National Geographic Explorer Dr. Christopher Golden and his team of Harvard Planetary Health Scholars spent six weeks in Madagascar to better understand the human health impacts of environmental change. This series of stories will document this journey across Madagascar through the personal experiences of these students.
By Hakeem Angulu, Harvard University undergraduate and Planetary Health Undergraduate Scholar
When I first applied for the Planetary Health Undergraduate Fellowship, I was very focused on the intersection between human health and social justice. For a long time, I struggled with a dilemma about my future: the majority of my classes and other academic endeavors surrounded the pursuit of a career in medicine/human health, while my extracurricular activities told the story of someone who was passionate about justice and equality. While reading the initial email soliciting applications for the fellowship, I thought to myself, “I have found the solution to my dilemma,” and now, three weeks into the program, I realize that I was correct. Nearly everything I love about improving and sustaining human health has been enmeshed with the social contexts in which these people live, all subject to some of the most pressing issues of our time: climate change and environmental degradation. However, what I did not expect this trip to be was profoundly inspirational, or a catalyst for introspection. Now, three weeks into the program, I realize that I could not have been more incorrect.

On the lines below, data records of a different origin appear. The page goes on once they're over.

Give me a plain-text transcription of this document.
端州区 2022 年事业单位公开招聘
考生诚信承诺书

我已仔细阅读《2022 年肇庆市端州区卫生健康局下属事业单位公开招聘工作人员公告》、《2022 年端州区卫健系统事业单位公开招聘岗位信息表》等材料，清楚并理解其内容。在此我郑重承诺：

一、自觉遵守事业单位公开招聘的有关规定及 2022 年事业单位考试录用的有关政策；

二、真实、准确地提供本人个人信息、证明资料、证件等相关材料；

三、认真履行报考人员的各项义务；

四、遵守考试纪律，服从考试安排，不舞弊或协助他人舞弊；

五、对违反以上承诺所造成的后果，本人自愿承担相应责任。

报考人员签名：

I approached this experience with a very utilitarian mindset. I was traveling to this unique place, a hub of biodiversity and a birthplace of this field that has captured my interests, to learn more about the field by seeing its work in action and participating in projects that further that work. Nevertheless, after every Wednesday meeting, I found myself comparing Madagascar to my home country, Jamaica, and feeling a very similar love for this place and its people. The music videos and spoken word films that we watched reminded me about Jamaican artists. Professor Golden’s description of the friendliness of the people reminded about Jamaican hospitality. The footage we saw of the cyclone reminded me of the devastation I witnessed as a child after a hurricane hit Jamaica. After analyzing the trip more critically, I understood that this was much more than a standard and solitary “educational experience.” I was engaging with a culture that, while definitely unique, is unique in a lot of ways that my own culture is. My time here so far has proven many of my assumptions well-founded. That human, or “cultural,” aspect is key to doing good, and lasting, work in these places, and I have had the privilege of witnessing that firsthand.

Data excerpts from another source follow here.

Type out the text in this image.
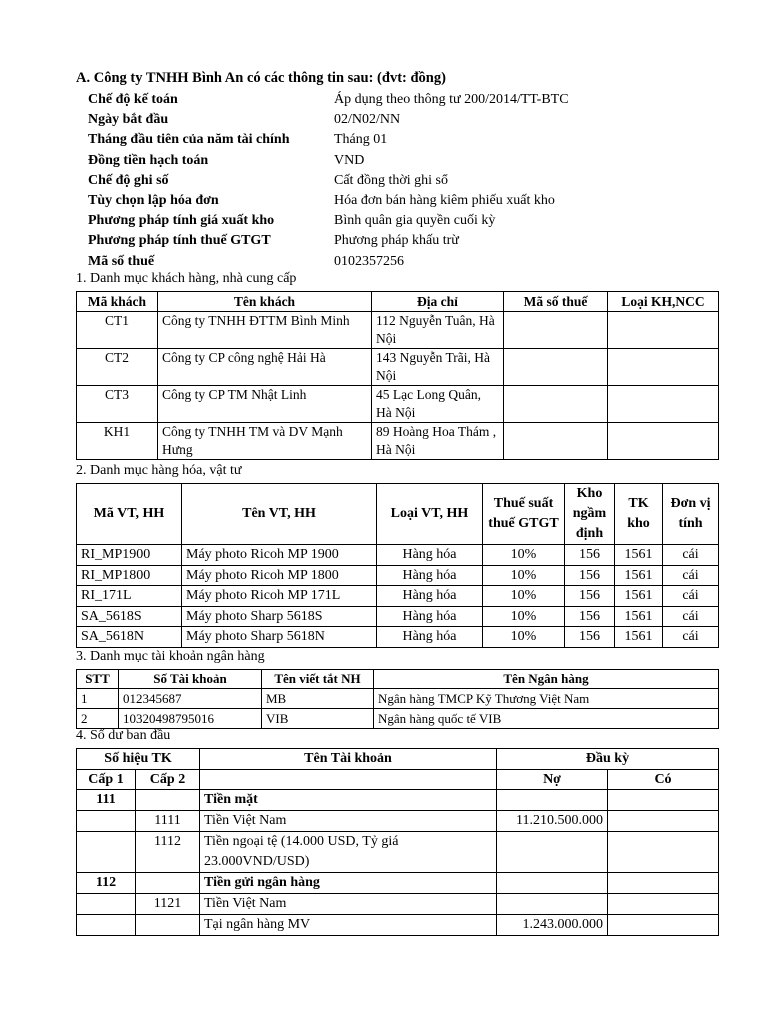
A. Công ty TNHH Bình An có các thông tin sau: (đvt: đồng)
Chế độ kế toán	Áp dụng theo thông tư 200/2014/TT-BTC
Ngày bắt đầu	02/N02/NN
Tháng đầu tiên của năm tài chính	Tháng 01
Đồng tiền hạch toán	VND
Chế độ ghi số	Cất đồng thời ghi sổ
Tùy chọn lập hóa đơn	Hóa đơn bán hàng kiêm phiếu xuất kho
Phương pháp tính giá xuất kho	Bình quân gia quyền cuối kỳ
Phương pháp tính thuế GTGT	Phương pháp khấu trừ
Mã số thuế	0102357256
1. Danh mục khách hàng, nhà cung cấp
Mã khách	Tên khách	Địa chỉ	Mã số thuế	Loại KH,NCC
CT1	Công ty TNHH ĐTTM Bình Minh	112 Nguyễn Tuân, Hà Nội		
CT2	Công ty CP công nghệ Hải Hà	143 Nguyễn Trãi, Hà Nội		
CT3	Công ty CP TM Nhật Linh	45 Lạc Long Quân, Hà Nội		
KH1	Công ty TNHH TM và DV Mạnh Hưng	89 Hoàng Hoa Thám , Hà Nội		
2. Danh mục hàng hóa, vật tư
Mã VT, HH	Tên VT, HH	Loại VT, HH	Thuế suất thuế GTGT	Kho ngầm định	TK kho	Đơn vị tính
RI_MP1900	Máy photo Ricoh MP 1900	Hàng hóa	10%	156	1561	cái
RI_MP1800	Máy photo Ricoh MP 1800	Hàng hóa	10%	156	1561	cái
RI_171L	Máy photo Ricoh MP 171L	Hàng hóa	10%	156	1561	cái
SA_5618S	Máy photo Sharp 5618S	Hàng hóa	10%	156	1561	cái
SA_5618N	Máy photo Sharp 5618N	Hàng hóa	10%	156	1561	cái
3. Danh mục tài khoản ngân hàng
STT	Số Tài khoản	Tên viết tắt NH	Tên Ngân hàng
1	012345687	MB	Ngân hàng TMCP Kỹ Thương Việt Nam
2	10320498795016	VIB	Ngân hàng quốc tế VIB
4. Số dư ban đầu
Số hiệu TK		Tên Tài khoản	Đầu kỳ	
Cấp 1	Cấp 2		Nợ	Có
111		Tiền mặt		
	1111	Tiền Việt Nam	11.210.500.000	
	1112	Tiền ngoại tệ (14.000 USD, Tỷ giá 23.000VND/USD)		
112		Tiền gửi ngân hàng		
	1121	Tiền Việt Nam		
		Tại ngân hàng MV	1.243.000.000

Marofototra, the village we visited on the northeastern coast of Madagascar, is one of the most gorgeous places I have ever seen. The coastal living struck me as very similar to Jamaican coastal lifestyles, with a harmony with and respect for the ocean that one doesn’t see everywhere. It is also home to beautiful rock formations only a stone’s throw from the center of the village. Geologists view this area as an anomaly, with these rocks, and the materials that compose them, being uncommon and unexpected in this area. Much more unexpected are the shapes of these rocks. One of the most beautiful structures is a pair of two nearly identical rocks that are separated by a wide space, with a rock below – a perfect spot to stand on to see a beautiful, unobstructed view of the Indian Ocean. Being here, and experiencing the beauty was one thing, but getting to experience the beauty of this place with kids from the village was another. I saw a group of five children from Marofototra playing on the rocks, expertly jumping across them. I tried to climb some of these rocks and I realized exactly how slippery the rocks were, and how treacherous the mere activity of climbing them is, much less running on and jumping across them. At the moment, I thought very little of my lack of agility and skill, but as I reflected on this experience more, I understood the gravity of this interaction. Malagasy people, like the Jamaican people I grew up with, display a level of resilience that is unparalleled. This resilience, combined with a deep love for and extensive knowledge of the environment, results in a unique harmony with nature.
This harmony with nature, in my opinion, is necessary for true positive impact on the environment, and maintaining a respectful relationship with your resources. The fact that these people understand, from centuries of practice and interaction, the intricacies of when it is beneficial to plant crops, where it is least harmful to burn land for farming, and how one connects with animals in the forest is invaluable. Malagasy people, from the village chief to the young boys jumping across rocks like experts, possess a specific knowledge that is integral to planetary health research and solutions. Many Jamaicans, including my own family, maintain a similar respect, love, and unique knowledge of and for the environment, further cementing the similarity of these two cultures in my mind, and heightening my appreciation of the people like the boys I met. It is that love and respect that so well defines their iteration of planetary health, and only with love and respect for them can we, as outsiders, engage with this field, these people, and their home in a meaningful way.